By Mary Kate Cary, Thomas Jefferson Street blog
Yesterday, the White House put out its healthcare reform proposal, and not much of it includes provisions Republicans might like. With the healthcare summit coming on Thursday, the question is, do Republicans have an obligation to put out their own bill? I asked former Senate Republican Whip Alan Simpson yesterday--the whole interview will be the subject of my column this weekend, so stay tuned--and he says that although Republicans do need to propose their own ideas, to expect a GOP healthcare bill is "hypocritical" of Democrats.
Back in the day when Simpson was in the Senate, no matter what party the president was, when it came time for major legislation, the White House would send some sort of legislative proposal on paper to the Congress--sometimes a bill, sometimes a framework--but the White House usually started the process. Most members of Congress won't compose a bill without White House political cover first, and you have to have a White House bill to "chew on," he says, before starting the negotiations. Most Americans believe the president just signs the bills into law at the end of the process, but that's not the case anymore. The executive branch is involved from the start. But with healthcare reform, President Obama didn't do that. He sat on the sidelines and asked House and Senate Democrats to write the bill, which turned into a year-long fiasco. "So to ask Republicans to cough up a bill when the White House never coughed up a bill is a little bit of a strain. I don't believe that's been done at all here," Simpson says.
Eugene Robinson makes a good point in his column today: Why didn't Obama put this out a long time ago?
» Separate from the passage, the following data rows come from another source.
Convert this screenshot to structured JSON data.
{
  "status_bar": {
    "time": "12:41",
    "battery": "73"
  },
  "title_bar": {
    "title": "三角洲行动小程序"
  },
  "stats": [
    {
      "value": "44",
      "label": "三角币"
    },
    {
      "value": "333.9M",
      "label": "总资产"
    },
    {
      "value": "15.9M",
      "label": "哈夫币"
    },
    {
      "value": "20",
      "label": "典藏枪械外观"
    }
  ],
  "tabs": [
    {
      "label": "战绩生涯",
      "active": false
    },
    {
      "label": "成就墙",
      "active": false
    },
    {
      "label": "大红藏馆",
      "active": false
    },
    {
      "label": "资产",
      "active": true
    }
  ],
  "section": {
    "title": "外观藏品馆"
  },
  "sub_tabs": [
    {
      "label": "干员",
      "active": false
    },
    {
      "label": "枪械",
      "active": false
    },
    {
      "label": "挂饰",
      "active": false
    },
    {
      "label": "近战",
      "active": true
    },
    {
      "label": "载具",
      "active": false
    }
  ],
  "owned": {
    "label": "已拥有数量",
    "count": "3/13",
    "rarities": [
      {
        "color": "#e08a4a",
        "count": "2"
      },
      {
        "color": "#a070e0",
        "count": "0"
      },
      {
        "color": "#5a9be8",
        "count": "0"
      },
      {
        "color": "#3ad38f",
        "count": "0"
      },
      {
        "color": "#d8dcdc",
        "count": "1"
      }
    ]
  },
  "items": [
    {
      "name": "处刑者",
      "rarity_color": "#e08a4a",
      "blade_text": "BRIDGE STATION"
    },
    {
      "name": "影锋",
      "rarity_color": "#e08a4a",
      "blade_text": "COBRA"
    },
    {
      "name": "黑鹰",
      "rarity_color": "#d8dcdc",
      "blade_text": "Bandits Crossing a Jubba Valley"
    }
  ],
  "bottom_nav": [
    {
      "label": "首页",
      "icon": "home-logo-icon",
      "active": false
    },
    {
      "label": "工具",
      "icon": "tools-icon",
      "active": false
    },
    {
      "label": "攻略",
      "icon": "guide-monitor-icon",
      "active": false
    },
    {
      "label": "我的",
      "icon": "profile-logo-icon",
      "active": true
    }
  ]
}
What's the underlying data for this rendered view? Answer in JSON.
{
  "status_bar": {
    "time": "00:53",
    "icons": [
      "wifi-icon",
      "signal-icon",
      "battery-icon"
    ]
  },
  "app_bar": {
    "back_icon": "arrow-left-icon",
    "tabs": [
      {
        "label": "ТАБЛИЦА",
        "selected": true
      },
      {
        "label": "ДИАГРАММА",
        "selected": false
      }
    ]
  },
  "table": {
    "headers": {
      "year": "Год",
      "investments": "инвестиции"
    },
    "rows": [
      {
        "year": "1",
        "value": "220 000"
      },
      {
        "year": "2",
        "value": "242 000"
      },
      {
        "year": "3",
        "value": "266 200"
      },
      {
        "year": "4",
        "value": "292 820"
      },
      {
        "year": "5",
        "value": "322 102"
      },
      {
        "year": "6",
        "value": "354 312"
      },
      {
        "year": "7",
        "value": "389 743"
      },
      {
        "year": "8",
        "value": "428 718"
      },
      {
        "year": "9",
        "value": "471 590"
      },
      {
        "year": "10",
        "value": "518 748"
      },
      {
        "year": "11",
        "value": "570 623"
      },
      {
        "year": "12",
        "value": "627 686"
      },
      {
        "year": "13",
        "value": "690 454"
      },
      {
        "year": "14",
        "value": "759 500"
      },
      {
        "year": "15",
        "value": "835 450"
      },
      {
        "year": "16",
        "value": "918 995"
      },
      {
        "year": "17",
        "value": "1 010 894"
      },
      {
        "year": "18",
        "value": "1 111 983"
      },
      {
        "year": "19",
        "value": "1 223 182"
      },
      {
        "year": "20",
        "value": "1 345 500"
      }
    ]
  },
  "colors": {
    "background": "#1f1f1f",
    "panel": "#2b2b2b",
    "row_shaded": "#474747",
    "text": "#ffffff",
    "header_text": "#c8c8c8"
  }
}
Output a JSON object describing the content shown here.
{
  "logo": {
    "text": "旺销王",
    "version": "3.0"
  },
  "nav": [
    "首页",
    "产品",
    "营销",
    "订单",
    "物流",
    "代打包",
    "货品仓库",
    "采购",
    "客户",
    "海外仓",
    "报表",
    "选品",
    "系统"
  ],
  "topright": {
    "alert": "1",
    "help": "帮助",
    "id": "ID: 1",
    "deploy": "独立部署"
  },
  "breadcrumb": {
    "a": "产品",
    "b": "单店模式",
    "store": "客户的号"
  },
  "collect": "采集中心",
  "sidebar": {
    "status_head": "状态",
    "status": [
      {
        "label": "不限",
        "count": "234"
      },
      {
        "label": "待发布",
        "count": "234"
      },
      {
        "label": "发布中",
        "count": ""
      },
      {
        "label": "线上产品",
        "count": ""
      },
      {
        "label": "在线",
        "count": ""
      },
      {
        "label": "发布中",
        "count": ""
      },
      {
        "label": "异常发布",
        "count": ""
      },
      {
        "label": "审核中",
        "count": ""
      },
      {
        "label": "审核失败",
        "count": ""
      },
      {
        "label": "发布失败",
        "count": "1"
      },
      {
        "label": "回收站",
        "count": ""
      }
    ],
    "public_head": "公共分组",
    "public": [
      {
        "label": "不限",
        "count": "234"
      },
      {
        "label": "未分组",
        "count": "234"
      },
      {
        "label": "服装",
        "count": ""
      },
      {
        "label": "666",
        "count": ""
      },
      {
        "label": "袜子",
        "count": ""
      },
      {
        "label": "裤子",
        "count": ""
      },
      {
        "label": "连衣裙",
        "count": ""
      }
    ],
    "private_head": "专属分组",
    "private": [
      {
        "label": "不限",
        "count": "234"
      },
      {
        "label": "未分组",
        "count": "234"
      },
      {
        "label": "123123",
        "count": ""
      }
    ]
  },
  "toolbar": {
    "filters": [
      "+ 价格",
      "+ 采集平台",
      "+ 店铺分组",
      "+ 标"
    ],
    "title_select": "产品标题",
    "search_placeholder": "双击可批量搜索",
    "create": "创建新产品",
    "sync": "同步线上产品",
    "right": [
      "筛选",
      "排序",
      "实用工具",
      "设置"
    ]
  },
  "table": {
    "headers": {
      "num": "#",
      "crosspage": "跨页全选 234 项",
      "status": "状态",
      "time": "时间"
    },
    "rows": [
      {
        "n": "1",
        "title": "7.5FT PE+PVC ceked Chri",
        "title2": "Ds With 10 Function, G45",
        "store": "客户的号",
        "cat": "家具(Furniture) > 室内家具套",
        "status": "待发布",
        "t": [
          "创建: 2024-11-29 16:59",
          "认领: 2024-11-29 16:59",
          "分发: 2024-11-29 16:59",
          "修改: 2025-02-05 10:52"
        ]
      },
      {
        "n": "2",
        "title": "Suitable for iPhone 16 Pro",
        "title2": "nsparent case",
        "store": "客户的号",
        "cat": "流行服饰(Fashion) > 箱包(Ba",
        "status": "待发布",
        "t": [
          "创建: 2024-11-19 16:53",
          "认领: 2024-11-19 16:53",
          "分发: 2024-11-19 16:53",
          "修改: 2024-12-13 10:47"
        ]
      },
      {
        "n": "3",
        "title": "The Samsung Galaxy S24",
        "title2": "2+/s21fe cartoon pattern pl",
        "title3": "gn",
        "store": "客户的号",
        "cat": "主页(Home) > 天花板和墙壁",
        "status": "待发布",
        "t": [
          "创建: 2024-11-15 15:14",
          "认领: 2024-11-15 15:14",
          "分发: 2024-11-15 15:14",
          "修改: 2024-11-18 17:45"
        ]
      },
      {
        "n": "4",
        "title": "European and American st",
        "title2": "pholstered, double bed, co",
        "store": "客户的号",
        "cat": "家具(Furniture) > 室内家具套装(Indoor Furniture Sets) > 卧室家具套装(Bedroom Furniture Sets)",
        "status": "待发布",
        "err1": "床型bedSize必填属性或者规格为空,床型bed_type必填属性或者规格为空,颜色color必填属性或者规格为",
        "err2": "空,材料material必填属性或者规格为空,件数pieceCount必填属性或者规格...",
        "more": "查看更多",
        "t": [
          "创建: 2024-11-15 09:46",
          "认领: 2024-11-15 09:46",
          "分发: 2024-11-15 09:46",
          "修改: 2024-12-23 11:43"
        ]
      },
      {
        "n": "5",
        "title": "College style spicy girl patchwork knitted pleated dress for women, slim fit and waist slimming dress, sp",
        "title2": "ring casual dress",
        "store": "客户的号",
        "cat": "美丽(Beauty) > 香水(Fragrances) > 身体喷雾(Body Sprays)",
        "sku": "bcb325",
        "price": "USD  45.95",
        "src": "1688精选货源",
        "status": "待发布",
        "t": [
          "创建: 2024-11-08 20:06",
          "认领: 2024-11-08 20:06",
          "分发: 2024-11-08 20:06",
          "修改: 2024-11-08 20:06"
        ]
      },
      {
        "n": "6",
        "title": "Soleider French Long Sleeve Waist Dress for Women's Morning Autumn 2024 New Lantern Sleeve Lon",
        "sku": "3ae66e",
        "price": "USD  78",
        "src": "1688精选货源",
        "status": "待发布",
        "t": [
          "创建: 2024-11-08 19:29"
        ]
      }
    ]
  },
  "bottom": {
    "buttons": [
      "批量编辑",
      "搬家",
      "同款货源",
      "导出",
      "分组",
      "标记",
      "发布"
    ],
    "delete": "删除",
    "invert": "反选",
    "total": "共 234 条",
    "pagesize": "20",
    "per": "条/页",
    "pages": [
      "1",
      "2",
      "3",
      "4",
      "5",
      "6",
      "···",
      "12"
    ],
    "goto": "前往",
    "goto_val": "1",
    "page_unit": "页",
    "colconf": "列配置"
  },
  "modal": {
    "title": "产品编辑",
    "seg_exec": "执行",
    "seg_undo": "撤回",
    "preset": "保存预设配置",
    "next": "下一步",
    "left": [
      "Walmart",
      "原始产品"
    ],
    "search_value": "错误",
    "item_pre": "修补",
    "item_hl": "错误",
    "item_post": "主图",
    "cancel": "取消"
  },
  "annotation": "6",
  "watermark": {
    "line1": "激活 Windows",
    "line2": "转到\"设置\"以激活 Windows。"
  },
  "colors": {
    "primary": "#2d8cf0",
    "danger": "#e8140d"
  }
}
Should the president have done this a year ago? Yes, it would have been nice to know where his bottom line was--indeed, that he had a bottom line--given that healthcare reform was his top legislative priority. At least some of the pointless drama could have been avoided.
House Democrats might not have dug in their heels over the need for a public option if they knew that, in the end, Obama wouldn't call for one. There might have been less angst over taxing "Cadillac" health plans if everyone knew that Obama, despite his campaign pledge, would ultimately support the idea.
There doesn't seem to be a lot of overlap between what the president is now proposing and what Republicans say they want in the bill. But there's hope that in order to get the kind of bipartisan support that sweeping legislation like this should have, he'll keep cutting things out and include some cost-saving Republican proposals like tort reform. Republicans should make that a condition of their support. It's still not clear to me how the Democrats can say that their bill expands coverage to millions of Americans and reduces the deficit at the same time. There's a big disconnect there.